Scientists use embryos to save the white rhino from extinction
The last male northern white rhino has recently passed away leaving scientists in a race to save this beautiful animal from the brink of extinction.
Scientists are hoping to take these embryos and impregnate a southern white rhino using IVF as a surrogate.
Some experts even say that rhino horns are becoming more popular and lucrative than drugs.
The last male northern white rhino has recently passed away leaving scientists in a race to save this beautiful animal from the brink of extinction. There are only two female white rhinos remaining in the world and neither can carry a pregnancy.
Scientists recently announced that they were able to successfully fertilize embryos from the last two remaining white rhinos. It’s their hope that they can save these amazing creatures from disappearing altogether.
Rhinos are on the verge of extinction
In 2014, the Ol Pejeta Conservatory inherited four white rhinos. There were two males and two females.
In 2018, the last remaining male white rhino, Sudan, died of natural causes. The only other male rhino had passed in 2014. Since then, the two remaining female rhinos, Najin and Fatu have been the only northern white rhinos left on the planet.
Before the 45-year old male rhino had passed, he’d been living under armed guard and the conservatory. Thankfully, sperm from Sudan had already been extracted and frozen in the hopes of someday fertilizing more northern white rhino embryos.
Aiming to raise money in support of this effort and for the care of Sudan in his older age, conservationists made a Tinder profile for the rhino.
Making the embryos
Despite having one male and two female rhinos left, none of the rhinos remaining can carry an offspring. Sudan was well past reproductive age and the two remaining females were unable to carry a child.
This left conservationists needing to take matters into their own hands. Scientists attempted to breed a baby rhino in a lab setting.

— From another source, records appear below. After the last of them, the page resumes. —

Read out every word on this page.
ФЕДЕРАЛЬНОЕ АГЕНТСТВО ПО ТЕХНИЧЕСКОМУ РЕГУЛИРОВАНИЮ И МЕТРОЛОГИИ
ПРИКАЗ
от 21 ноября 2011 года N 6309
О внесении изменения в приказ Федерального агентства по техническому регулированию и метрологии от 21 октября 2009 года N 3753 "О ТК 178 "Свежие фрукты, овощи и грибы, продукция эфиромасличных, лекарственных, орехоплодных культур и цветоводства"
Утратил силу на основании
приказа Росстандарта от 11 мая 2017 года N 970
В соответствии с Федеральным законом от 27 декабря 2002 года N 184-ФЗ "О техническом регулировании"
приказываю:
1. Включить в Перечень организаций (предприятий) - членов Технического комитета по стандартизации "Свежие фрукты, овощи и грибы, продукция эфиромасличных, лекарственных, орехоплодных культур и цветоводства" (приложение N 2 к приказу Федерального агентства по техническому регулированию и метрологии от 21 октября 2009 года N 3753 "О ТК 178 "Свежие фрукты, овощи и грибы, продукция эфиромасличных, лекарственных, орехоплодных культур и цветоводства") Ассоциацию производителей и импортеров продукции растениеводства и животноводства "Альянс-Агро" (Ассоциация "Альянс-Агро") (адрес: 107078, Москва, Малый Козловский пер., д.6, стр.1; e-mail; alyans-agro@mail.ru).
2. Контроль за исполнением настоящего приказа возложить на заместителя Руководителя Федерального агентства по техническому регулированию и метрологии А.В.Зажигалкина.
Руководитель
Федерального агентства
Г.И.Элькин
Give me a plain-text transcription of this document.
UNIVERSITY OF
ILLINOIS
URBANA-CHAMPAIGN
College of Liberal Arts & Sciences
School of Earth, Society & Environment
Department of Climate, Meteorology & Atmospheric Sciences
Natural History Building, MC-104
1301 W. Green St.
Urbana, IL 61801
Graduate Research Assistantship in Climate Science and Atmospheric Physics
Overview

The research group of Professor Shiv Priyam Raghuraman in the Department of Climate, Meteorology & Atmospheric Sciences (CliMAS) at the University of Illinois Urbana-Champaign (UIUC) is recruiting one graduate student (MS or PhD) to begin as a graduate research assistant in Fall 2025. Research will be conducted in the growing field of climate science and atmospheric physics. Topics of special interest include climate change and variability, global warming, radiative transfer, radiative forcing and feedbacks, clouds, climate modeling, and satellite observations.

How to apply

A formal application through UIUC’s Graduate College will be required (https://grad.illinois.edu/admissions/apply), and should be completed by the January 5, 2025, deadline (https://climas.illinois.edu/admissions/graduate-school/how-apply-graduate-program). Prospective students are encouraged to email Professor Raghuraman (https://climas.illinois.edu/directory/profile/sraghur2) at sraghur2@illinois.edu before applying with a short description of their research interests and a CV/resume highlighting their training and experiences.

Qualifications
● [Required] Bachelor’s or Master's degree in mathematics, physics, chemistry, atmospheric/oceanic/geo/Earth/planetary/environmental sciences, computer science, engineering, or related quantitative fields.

Sex cells were taken and harvested from the two remaining white rhino females who aren’t able to carry children naturally. Their eggs were fertilized using sperm from the two deceased white rhino males.
Scientists are hoping to take these embryos and impregnate a southern white rhino using IVF as a surrogate. While there is no guarantee that IVF will work, it’s our only chance of keeping these species alive.
The American Wildlife Foundation also shares that it could cost over $9 million to perform the IVF treatment and deliver and care for newborn rhinos.
Rhino poaching is lucrative and all too popular
Rhino populations have been on the decline for years. Rhinos are unfortunately targeted by poachers. In Asia, it’s believed that rhino horns can cure any number of ailments. As is the case with elephants, they are aggressively poached for their horns and skin which are extremely lucrative.
Some experts even say that rhino horns are becoming more popular and lucrative than drugs. To protect the rhinos in the conservatory, they were monitored and guarded 24 hours a day.
Another rhino subspecies, the western black rhino, became already became extinct in 2013. The eastern black rhino, which has a population of around a thousand, could be the next rhino species to become extinct.
Conservationists are also concentrating on saving the southern white rhino which as around 20,000 remaining in its population.
Because there are only two white rhinos remaining, it’s becoming even more crucial to save this precious animal.